Dans l’entre-temps, Pieter de Roose s’enfuyait à toutes jambes.

Et Spelle ayant été pendu, ses biens furent confisqués.

Et le roi hérita.

XXXIII

Le lendemain, Ulenspiegel marcha sur Courtray en longeant la Lys, la claire rivière.

Lamme cheminait piteusement.

Ulenspiegel lui dit :

– Tu geins, lâche cœur regrettant la femme qui te fit porter la couronne cornue du cocuage.

– Mon fils, dit Lamme, elle me fut toujours fidèle, m’aimant assez comme je l’aimais trop, moi, mon doux Jésus. Un jour, étant allée à Bruges, elle en revint changée. Dès lors, quand je la priais d’amour, elle me disait :

– Il me faut vivre avec toi comme amie, non autrement.

Alors, triste en mon cœur :

– Mignonne aimée, disais-je, nous fûmes mariés devant Dieu. Ne fis-je point pour toi tout ce que tu voulais ? Ne m’accoutrai-je point maintes fois d’un pourpoint de toile noire et d’un manteau de futaine afin de te voir, malgré les royales ordonnances, vêtue de soie et de brocart ? Mignonne, ne m’aimerais-tu plus ?

– Je t’aime, disait-elle, selon Dieu et ses lois, selon les saintes discipline et pénitence. Toutefois, je te serai vertueuse compagne.

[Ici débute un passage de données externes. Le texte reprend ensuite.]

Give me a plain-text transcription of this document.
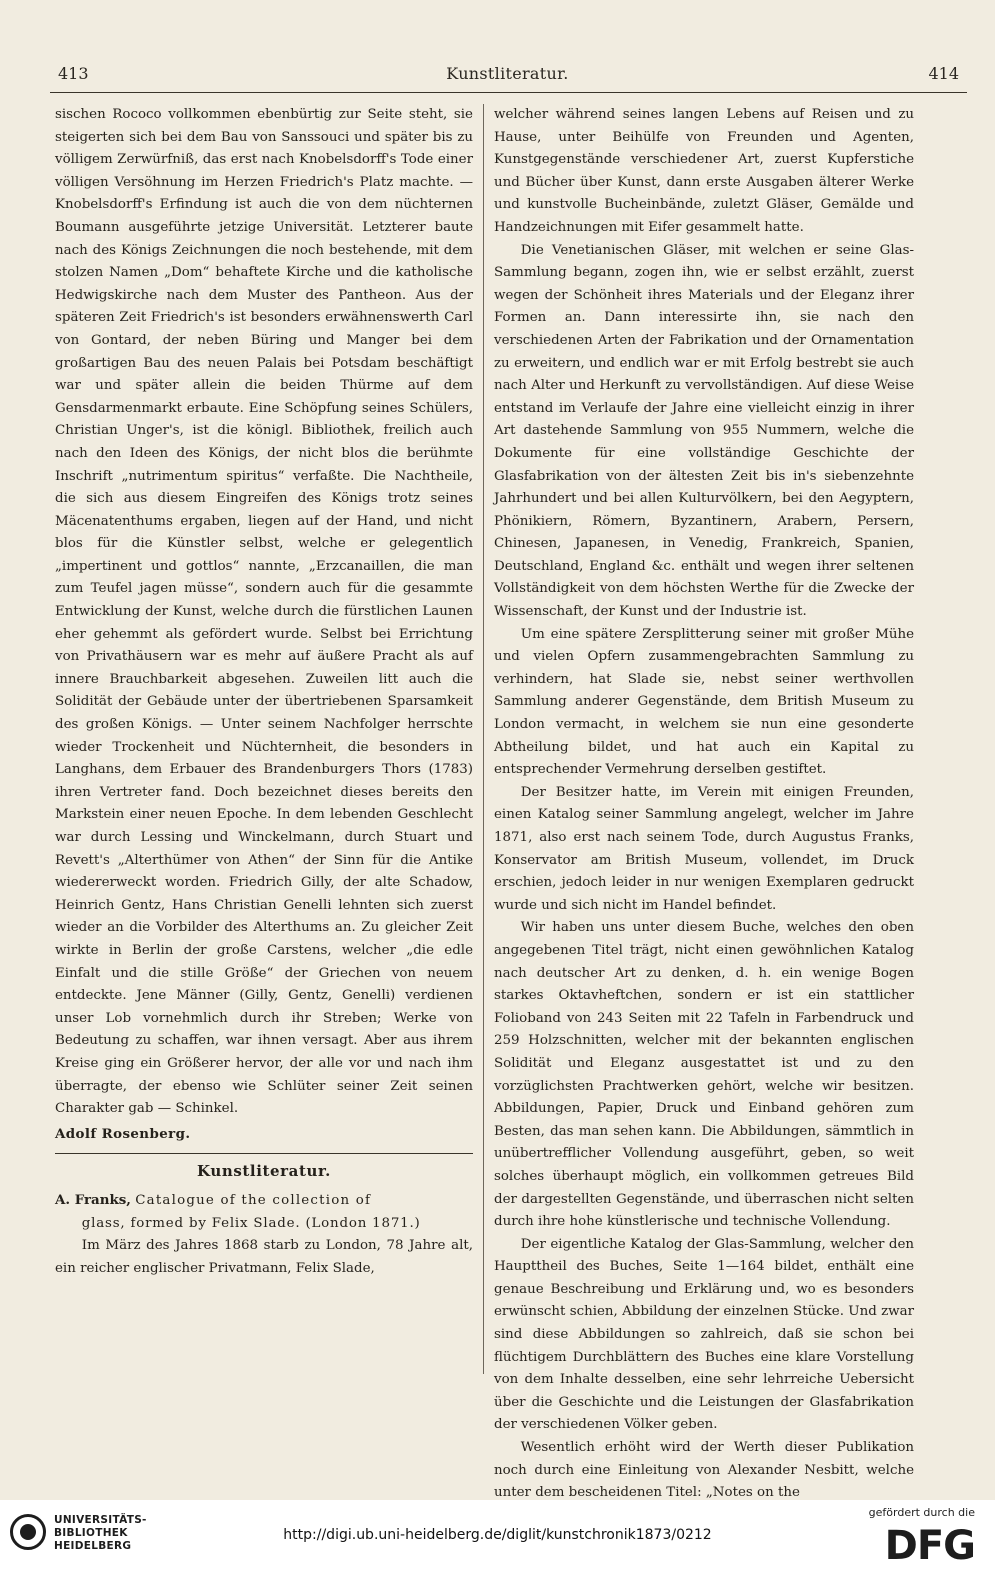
413	Kunstliteratur.	414

sischen Rococo vollkommen ebenbürtig zur Seite steht, sie steigerten sich bei dem Bau von Sanssouci und später bis zu völligem Zerwürfniß, das erst nach Knobelsdorff's Tode einer völligen Versöhnung im Herzen Friedrich's Platz machte. — Knobelsdorff's Erfindung ist auch die von dem nüchternen Boumann ausgeführte jetzige Universität. Letzterer baute nach des Königs Zeichnungen die noch bestehende, mit dem stolzen Namen „Dom“ behaftete Kirche und die katholische Hedwigskirche nach dem Muster des Pantheon. Aus der späteren Zeit Friedrich's ist besonders erwähnenswerth Carl von Gontard, der neben Büring und Manger bei dem großartigen Bau des neuen Palais bei Potsdam beschäftigt war und später allein die beiden Thürme auf dem Gensdarmenmarkt erbaute. Eine Schöpfung seines Schülers, Christian Unger's, ist die königl. Bibliothek, freilich auch nach den Ideen des Königs, der nicht blos die berühmte Inschrift „nutrimentum spiritus“ verfaßte. Die Nachtheile, die sich aus diesem Eingreifen des Königs trotz seines Mäcenatenthums ergaben, liegen auf der Hand, und nicht blos für die Künstler selbst, welche er gelegentlich „impertinent und gottlos“ nannte, „Erzcanaillen, die man zum Teufel jagen müsse“, sondern auch für die gesammte Entwicklung der Kunst, welche durch die fürstlichen Launen eher gehemmt als gefördert wurde. Selbst bei Errichtung von Privathäusern war es mehr auf äußere Pracht als auf innere Brauchbarkeit abgesehen. Zuweilen litt auch die Solidität der Gebäude unter der übertriebenen Sparsamkeit des großen Königs. — Unter seinem Nachfolger herrschte wieder Trockenheit und Nüchternheit, die besonders in Langhans, dem Erbauer des Brandenburgers Thors (1783) ihren Vertreter fand. Doch bezeichnet dieses bereits den Markstein einer neuen Epoche. In dem lebenden Geschlecht war durch Lessing und Winckelmann, durch Stuart und Revett's „Alterthümer von Athen“ der Sinn für die Antike wiedererweckt worden. Friedrich Gilly, der alte Schadow, Heinrich Gentz, Hans Christian Genelli lehnten sich zuerst wieder an die Vorbilder des Alterthums an. Zu gleicher Zeit wirkte in Berlin der große Carstens, welcher „die edle Einfalt und die stille Größe“ der Griechen von neuem entdeckte. Jene Männer (Gilly, Gentz, Genelli) verdienen unser Lob vornehmlich durch ihr Streben; Werke von Bedeutung zu schaffen, war ihnen versagt. Aber aus ihrem Kreise ging ein Größerer hervor, der alle vor und nach ihm überragte, der ebenso wie Schlüter seiner Zeit seinen Charakter gab — Schinkel.

Adolf Rosenberg.

Kunstliteratur.

A. Franks, Catalogue of the collection of
glass, formed by Felix Slade. (London 1871.)

Im März des Jahres 1868 starb zu London, 78 Jahre alt, ein reicher englischer Privatmann, Felix Slade,

welcher während seines langen Lebens auf Reisen und zu Hause, unter Beihülfe von Freunden und Agenten, Kunstgegenstände verschiedener Art, zuerst Kupferstiche und Bücher über Kunst, dann erste Ausgaben älterer Werke und kunstvolle Bucheinbände, zuletzt Gläser, Gemälde und Handzeichnungen mit Eifer gesammelt hatte.

Die Venetianischen Gläser, mit welchen er seine Glas-Sammlung begann, zogen ihn, wie er selbst erzählt, zuerst wegen der Schönheit ihres Materials und der Eleganz ihrer Formen an. Dann interessirte ihn, sie nach den verschiedenen Arten der Fabrikation und der Ornamentation zu erweitern, und endlich war er mit Erfolg bestrebt sie auch nach Alter und Herkunft zu vervollständigen. Auf diese Weise entstand im Verlaufe der Jahre eine vielleicht einzig in ihrer Art dastehende Sammlung von 955 Nummern, welche die Dokumente für eine vollständige Geschichte der Glasfabrikation von der ältesten Zeit bis in's siebenzehnte Jahrhundert und bei allen Kulturvölkern, bei den Aegyptern, Phönikiern, Römern, Byzantinern, Arabern, Persern, Chinesen, Japanesen, in Venedig, Frankreich, Spanien, Deutschland, England &c. enthält und wegen ihrer seltenen Vollständigkeit von dem höchsten Werthe für die Zwecke der Wissenschaft, der Kunst und der Industrie ist.

Um eine spätere Zersplitterung seiner mit großer Mühe und vielen Opfern zusammengebrachten Sammlung zu verhindern, hat Slade sie, nebst seiner werthvollen Sammlung anderer Gegenstände, dem British Museum zu London vermacht, in welchem sie nun eine gesonderte Abtheilung bildet, und hat auch ein Kapital zu entsprechender Vermehrung derselben gestiftet.

Der Besitzer hatte, im Verein mit einigen Freunden, einen Katalog seiner Sammlung angelegt, welcher im Jahre 1871, also erst nach seinem Tode, durch Augustus Franks, Konservator am British Museum, vollendet, im Druck erschien, jedoch leider in nur wenigen Exemplaren gedruckt wurde und sich nicht im Handel befindet.

Wir haben uns unter diesem Buche, welches den oben angegebenen Titel trägt, nicht einen gewöhnlichen Katalog nach deutscher Art zu denken, d. h. ein wenige Bogen starkes Oktavheftchen, sondern er ist ein stattlicher Folioband von 243 Seiten mit 22 Tafeln in Farbendruck und 259 Holzschnitten, welcher mit der bekannten englischen Solidität und Eleganz ausgestattet ist und zu den vorzüglichsten Prachtwerken gehört, welche wir besitzen. Abbildungen, Papier, Druck und Einband gehören zum Besten, das man sehen kann. Die Abbildungen, sämmtlich in unübertrefflicher Vollendung ausgeführt, geben, so weit solches überhaupt möglich, ein vollkommen getreues Bild der dargestellten Gegenstände, und überraschen nicht selten durch ihre hohe künstlerische und technische Vollendung.

Der eigentliche Katalog der Glas-Sammlung, welcher den Haupttheil des Buches, Seite 1—164 bildet, enthält eine genaue Beschreibung und Erklärung und, wo es besonders erwünscht schien, Abbildung der einzelnen Stücke. Und zwar sind diese Abbildungen so zahlreich, daß sie schon bei flüchtigem Durchblättern des Buches eine klare Vorstellung von dem Inhalte desselben, eine sehr lehrreiche Uebersicht über die Geschichte und die Leistungen der Glasfabrikation der verschiedenen Völker geben.

Wesentlich erhöht wird der Werth dieser Publikation noch durch eine Einleitung von Alexander Nesbitt, welche unter dem bescheidenen Titel: „Notes on the

UNIVERSITÄTS-
BIBLIOTHEK
HEIDELBERG
http://digi.ub.uni-heidelberg.de/diglit/kunstchronik1873/0212
gefördert durch die
DFG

– Il ne me chault de ta vertu, répondais-je ; c’est toi que je veux, toi ma femme.

Hochant la tête :

– Je te sais bon, disait-elle ; tu fus jusqu’aujourd’hui cuisinier au logis pour m’épargner les labeurs de fricassées ; tu repassas nos draps, fraises et chemises, les fers étant trop lourds pour moi ; tu lavas notre linge, balayas la maison et la rue devant la porte, afin de m’épargner toute fatigue. Je veux maintenant besogner à ta place, mais rien de plus, mon homme.

– Ce m’est tout un, répondais-je ; je serai, comme par le passé, ta dame d’atours, ta repasseuse, ta cuisinière, ta lavandière, ton esclave à toi, soumis ; mais, femme, ne sépare point ces deux cœurs et corps qui ne firent qu’un ; ne romps point ce doux lien d’amour qui nous serrait si tendrement.